A few pioneering companies (particularly banks) are rolling out biometric trials, such as Standard Chartered in Asia, with finerprint and later voice recognition. In Singapore in particular, two rivals have both piloted voice authentication, DBS for customers dialling their call centre and OCBC for transaction authentication.

It’s not surprising – think of all the positives; easy-to-use, unique to the user, hard to share, tied to the individual’s own physical attributes and frankly, „cool“, as there is a sense of this is how our identities should be verified in a digital age.

Nothing could be meet the „something you are“ requirement than your voice, fingerprint or retina, so how can there be any downsides?

No security solution is without its drawbacks, and in the face of the biometric bandwagon, awareness of the following challenges helps balanced decision-making with all of the facts to hand:

You can’t change a fingerprint or retina scan: whilst of course this is in one sense a strength, it’s also a weakness. If your fingerprint is stolen and then used elsewhere there could be major financial and other wider implications. Unlike refreshing a password, how do you create a new fingerprint? It’s not so easy.

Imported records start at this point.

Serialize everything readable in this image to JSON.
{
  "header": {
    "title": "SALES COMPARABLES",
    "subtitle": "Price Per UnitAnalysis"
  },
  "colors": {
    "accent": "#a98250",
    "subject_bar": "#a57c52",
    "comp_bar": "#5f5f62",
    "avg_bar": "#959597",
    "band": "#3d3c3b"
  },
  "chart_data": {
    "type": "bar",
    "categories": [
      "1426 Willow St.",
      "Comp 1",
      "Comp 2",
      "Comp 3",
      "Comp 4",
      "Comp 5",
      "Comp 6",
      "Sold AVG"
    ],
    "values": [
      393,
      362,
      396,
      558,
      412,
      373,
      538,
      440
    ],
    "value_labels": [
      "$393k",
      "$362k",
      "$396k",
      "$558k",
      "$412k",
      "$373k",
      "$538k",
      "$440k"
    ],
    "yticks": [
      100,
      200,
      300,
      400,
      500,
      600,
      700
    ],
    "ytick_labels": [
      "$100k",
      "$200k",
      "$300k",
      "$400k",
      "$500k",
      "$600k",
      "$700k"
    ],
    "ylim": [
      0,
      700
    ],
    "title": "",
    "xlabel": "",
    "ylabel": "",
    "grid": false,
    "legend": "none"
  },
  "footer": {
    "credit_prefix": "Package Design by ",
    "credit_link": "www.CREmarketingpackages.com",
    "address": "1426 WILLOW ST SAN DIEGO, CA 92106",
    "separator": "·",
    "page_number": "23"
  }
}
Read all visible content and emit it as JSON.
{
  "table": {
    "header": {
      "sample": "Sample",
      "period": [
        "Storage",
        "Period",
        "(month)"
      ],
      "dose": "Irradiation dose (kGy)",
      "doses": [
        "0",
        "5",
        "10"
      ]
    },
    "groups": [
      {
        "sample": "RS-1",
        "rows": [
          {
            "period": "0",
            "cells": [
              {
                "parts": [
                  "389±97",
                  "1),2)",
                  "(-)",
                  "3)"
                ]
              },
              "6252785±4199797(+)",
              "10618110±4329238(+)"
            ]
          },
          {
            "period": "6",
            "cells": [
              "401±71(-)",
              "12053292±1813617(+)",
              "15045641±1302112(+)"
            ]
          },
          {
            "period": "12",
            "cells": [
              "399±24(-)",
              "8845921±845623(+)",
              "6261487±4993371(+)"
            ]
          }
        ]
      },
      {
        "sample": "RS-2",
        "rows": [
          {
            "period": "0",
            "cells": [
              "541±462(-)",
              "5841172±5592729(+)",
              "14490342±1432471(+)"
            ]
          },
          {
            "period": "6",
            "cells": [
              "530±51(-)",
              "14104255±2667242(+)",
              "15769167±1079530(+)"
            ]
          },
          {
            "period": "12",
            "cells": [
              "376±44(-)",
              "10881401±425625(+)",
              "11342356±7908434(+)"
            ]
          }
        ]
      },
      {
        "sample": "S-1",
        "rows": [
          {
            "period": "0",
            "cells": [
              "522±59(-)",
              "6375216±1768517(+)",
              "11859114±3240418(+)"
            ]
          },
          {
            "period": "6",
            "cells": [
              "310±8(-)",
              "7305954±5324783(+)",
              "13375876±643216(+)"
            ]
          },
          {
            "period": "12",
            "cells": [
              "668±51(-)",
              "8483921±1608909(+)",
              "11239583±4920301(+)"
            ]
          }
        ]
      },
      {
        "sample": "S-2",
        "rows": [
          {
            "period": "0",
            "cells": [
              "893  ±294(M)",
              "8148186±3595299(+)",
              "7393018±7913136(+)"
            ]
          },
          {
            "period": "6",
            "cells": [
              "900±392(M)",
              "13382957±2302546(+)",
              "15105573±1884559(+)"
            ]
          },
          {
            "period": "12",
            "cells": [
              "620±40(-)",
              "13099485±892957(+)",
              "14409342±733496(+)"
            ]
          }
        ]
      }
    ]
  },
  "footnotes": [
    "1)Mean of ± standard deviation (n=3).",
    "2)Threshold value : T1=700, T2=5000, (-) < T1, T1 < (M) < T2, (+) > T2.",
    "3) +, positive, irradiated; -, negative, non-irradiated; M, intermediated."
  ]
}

Biometrics are hackable: yes, even your fingerprints are. Tsutomo Masumoto made a working model based on „gummy bear“ material, initially from a live fingerprint and later from a fingerprint left on a physical object.

Creepy vs cool: a recent retail study found signifcant dfferences aomgst consumers in how they viewed a store’s knowledge about them. Whilst some groups saw recognising them by name as they walked the floor as „cool“, others found the possession of certain information to be „creepy“. Not every user wants to share their physical details with a retail outlet for example.

Legalities: data security and privacy are seen as highly important in Germany, and whilst there are variations amongst countries in the way these topics are viewed, who holds biometric data, where they store it, how it is used, and which organisations they share this with have many political, ethical and legal implications, and given how new biometrics are, many legal precedents have not yet been established. Facial recognition is legal in many US states for example, yet in other parts of the world this may not be the case.

False positives: Imagine the accuracy of biometric readings is 98-99% – that’s pretty good, no? Not if you have 10,000 employees entering offices around the world or logging in each day. 98% accuracy means 200 colleagues will not be able to start work on time. Imagine an issue with a fingerprint sensor at an entry door to the building and the queue of impatient co-workers behind the unfortunate blocked user. How many security teams look forward to a mass resetting of entry systems?

Individual use vs high volume: whilst fingerprint recognition might work to access a personal smartphone, it may not be suitable for far higher volume authetication requirements. If hundreds of people are entering a building at the same time,

Don’t underestimate a hacker’s determination: with every new security technology announced, there is sure to be a group of hackers eagerly awaiting the challenge of overcoming it, biometric or not. Retina and facial recognition for example is already being tricked by hi-res photographs of the individual, 3D models and more. Phone calls can be recorded to capture voices, keyboard strokes recorded to learn the typing cadence, and so forth. Whilst this is a lot of work to crack each account, high net worth individuals or celebrities may be viewed as targets worth investing time in.

If you’d like to dive deeper into the topic, there is a great Wired article summarising the legal, technical and ethical complexity involved in biometric authentication.

In the meantime, review any authentication option with an open mind and keep asking the „What if?“ questions. Explore the volume of users, use cases and level of security required; not every solution matches every scenario.